During the process of the project, I also received feedback from participants and the audience. In the walking experiment stage, the other three participants felt that walking abstracted their state of mind as they tried to adapt to life in London and that the change from grey to red to green symbolized the different stages of adaptation. During the map puzzle game stage, audience feedback was that putting together a map randomly was like re-constructing the city according to their ideas. Creating a walking route represented the experience of walking with the wind. The audience gained a sense of fun and understanding of the project concept.
However, I think there are still some aspects that can be improved. Due to time and material constraints, the production of the puzzle map game is still not ideal. I think three-dimensional irregular maps can also be created to clearly show the location of landmarks and other locations.

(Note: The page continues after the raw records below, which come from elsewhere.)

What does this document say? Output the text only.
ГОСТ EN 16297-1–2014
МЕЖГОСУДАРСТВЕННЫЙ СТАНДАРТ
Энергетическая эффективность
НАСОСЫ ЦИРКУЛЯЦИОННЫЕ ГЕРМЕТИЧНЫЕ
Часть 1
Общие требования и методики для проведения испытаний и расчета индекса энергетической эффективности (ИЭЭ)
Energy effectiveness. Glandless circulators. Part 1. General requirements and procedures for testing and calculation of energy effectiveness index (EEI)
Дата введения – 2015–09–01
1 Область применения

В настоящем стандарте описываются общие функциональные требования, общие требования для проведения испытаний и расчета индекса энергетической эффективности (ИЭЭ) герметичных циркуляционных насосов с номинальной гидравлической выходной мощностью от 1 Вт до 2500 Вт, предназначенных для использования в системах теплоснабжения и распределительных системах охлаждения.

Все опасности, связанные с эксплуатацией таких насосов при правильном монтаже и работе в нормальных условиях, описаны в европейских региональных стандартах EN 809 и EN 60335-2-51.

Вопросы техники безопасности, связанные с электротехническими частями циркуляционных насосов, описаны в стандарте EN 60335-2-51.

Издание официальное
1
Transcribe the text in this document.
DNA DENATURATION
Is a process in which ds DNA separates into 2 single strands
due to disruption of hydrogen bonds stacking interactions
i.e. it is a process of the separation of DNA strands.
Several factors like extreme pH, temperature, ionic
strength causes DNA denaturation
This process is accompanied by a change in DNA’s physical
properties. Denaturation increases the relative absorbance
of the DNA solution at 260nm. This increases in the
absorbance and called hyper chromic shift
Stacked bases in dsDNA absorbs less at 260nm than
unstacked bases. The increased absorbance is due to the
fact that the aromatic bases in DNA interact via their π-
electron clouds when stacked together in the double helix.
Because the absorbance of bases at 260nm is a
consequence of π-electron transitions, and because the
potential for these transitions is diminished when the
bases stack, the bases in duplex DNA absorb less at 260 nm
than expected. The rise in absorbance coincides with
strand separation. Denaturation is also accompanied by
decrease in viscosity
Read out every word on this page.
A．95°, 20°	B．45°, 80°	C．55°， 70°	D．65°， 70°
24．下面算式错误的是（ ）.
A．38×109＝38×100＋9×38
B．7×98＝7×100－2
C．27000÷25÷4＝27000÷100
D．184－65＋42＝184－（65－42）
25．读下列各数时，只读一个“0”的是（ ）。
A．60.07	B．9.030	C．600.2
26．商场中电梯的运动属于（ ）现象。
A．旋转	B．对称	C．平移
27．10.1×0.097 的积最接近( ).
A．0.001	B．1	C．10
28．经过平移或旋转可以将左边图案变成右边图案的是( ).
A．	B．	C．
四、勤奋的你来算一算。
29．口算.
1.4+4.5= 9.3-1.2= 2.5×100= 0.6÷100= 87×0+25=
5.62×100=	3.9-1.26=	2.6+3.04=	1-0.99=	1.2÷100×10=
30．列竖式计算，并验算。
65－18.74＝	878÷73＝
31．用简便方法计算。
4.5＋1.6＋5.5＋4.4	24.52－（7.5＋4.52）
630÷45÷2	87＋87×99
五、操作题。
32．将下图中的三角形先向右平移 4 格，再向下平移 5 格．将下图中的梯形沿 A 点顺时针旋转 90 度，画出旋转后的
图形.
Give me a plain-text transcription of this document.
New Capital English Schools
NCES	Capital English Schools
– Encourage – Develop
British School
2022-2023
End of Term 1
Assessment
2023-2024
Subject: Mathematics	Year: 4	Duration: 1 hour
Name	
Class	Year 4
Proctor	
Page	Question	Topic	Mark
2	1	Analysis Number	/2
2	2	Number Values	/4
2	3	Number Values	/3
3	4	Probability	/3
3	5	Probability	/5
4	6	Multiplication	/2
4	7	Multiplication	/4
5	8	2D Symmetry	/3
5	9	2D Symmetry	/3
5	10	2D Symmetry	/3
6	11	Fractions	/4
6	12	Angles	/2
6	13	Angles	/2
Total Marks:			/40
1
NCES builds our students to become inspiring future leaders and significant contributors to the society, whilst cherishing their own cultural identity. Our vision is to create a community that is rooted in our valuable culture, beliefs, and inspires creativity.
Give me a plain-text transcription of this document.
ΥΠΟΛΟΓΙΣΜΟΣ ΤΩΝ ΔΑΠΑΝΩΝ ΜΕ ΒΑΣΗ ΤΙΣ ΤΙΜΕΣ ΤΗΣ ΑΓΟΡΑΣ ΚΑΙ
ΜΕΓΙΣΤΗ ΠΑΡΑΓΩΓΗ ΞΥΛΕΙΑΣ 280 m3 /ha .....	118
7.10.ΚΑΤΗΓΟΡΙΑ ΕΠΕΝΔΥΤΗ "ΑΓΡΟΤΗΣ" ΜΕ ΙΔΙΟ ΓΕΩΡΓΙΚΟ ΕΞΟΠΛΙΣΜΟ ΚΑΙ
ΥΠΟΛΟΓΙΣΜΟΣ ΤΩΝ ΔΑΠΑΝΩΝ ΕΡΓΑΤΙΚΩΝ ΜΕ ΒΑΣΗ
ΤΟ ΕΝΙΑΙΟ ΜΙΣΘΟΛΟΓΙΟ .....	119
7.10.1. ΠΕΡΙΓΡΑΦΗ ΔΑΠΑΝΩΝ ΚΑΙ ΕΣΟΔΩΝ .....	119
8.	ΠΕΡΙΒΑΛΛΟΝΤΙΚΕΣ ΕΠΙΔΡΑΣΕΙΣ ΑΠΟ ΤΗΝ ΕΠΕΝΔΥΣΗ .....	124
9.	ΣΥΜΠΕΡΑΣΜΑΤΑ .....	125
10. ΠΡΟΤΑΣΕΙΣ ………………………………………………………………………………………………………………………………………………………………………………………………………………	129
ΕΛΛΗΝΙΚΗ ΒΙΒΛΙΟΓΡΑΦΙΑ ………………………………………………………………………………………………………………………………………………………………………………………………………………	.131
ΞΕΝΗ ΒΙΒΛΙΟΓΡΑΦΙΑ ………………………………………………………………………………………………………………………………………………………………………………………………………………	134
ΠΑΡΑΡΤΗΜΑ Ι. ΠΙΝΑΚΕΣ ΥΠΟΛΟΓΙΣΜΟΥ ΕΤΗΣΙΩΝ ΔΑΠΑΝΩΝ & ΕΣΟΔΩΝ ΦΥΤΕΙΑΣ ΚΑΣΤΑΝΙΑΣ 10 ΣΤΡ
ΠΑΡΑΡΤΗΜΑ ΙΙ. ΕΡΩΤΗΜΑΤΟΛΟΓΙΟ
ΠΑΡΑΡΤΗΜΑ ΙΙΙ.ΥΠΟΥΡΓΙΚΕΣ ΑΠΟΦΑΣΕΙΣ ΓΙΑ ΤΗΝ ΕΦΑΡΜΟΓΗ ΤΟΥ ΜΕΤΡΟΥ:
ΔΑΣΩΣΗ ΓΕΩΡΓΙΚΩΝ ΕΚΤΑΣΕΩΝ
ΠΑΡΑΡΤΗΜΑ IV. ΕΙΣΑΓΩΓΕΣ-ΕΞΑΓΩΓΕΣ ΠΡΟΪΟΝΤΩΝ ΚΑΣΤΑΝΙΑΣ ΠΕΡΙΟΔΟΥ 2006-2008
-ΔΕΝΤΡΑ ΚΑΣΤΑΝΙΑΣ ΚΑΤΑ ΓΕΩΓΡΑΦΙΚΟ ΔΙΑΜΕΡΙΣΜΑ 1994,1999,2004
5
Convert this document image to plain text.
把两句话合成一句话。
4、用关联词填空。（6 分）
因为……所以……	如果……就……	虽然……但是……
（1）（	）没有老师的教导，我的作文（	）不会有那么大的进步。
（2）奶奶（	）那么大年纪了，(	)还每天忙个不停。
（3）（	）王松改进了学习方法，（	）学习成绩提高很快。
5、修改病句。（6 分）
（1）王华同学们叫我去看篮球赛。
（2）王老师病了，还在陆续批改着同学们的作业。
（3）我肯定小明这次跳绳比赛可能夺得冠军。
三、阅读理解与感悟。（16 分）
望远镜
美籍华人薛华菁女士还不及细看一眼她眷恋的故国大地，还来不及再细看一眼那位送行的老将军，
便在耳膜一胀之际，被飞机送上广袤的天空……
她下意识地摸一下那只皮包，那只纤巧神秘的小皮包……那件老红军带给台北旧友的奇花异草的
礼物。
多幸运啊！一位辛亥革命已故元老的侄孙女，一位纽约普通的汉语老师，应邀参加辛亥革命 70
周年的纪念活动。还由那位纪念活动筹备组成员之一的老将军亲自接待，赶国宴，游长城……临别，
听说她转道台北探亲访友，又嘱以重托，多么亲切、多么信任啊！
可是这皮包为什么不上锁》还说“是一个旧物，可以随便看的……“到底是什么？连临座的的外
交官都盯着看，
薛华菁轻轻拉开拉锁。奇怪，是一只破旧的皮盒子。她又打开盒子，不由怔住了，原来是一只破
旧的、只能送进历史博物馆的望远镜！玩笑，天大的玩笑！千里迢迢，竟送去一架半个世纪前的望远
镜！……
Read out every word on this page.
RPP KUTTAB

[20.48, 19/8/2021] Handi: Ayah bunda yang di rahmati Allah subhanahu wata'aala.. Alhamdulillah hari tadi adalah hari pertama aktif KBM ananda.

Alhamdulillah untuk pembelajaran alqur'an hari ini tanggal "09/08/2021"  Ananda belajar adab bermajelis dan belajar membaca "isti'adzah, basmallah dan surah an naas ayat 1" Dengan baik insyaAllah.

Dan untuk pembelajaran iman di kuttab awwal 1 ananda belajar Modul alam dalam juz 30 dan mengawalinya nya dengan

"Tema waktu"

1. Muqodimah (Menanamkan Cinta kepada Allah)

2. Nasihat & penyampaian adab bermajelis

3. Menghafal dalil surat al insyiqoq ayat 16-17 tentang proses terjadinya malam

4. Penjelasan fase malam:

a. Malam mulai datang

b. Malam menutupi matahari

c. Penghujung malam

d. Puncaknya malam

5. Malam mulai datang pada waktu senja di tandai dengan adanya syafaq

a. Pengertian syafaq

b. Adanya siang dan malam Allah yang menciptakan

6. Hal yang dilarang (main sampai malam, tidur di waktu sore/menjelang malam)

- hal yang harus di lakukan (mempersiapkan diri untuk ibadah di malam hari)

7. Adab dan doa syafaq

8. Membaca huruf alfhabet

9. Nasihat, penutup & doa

According to feedback from the game test, the audience needs to spend some time to understand the rules, which is a bit complicated. It is also worth thinking about whether the route map gained by the audience after the game can be utilized twice as well as letting them follow the route to walk.
Future Directions
Regarding the future direction of the work, I think there are many possibilities. Firstly, the map puzzle game can still be improved. Or it can be made into an online web game, with more simple and easier-to-understand rules, so that more people can experience it. Secondly, regarding the act of walking, I think it can be put into practice on a larger scale. For example, an open call on social media to get more people to participate, or it could be focused on groups such as immigrants. Then we could form practice groups of eight people and walk in different cities at the same time, depending on the direction of each other's winds. This could eventually lead to an online exhibition.
City Breathes in the City is an important attempt to develop my practice of cities and walking. I have been exploring different ways of seeing cities and walking in an attempt to find a new vitality in the current capitalist-controlled landscape. Human emotions give meaning to the city. We connect our souls to the earth, depicting and writing about it with our feet, shaping the city within us as urban planners do.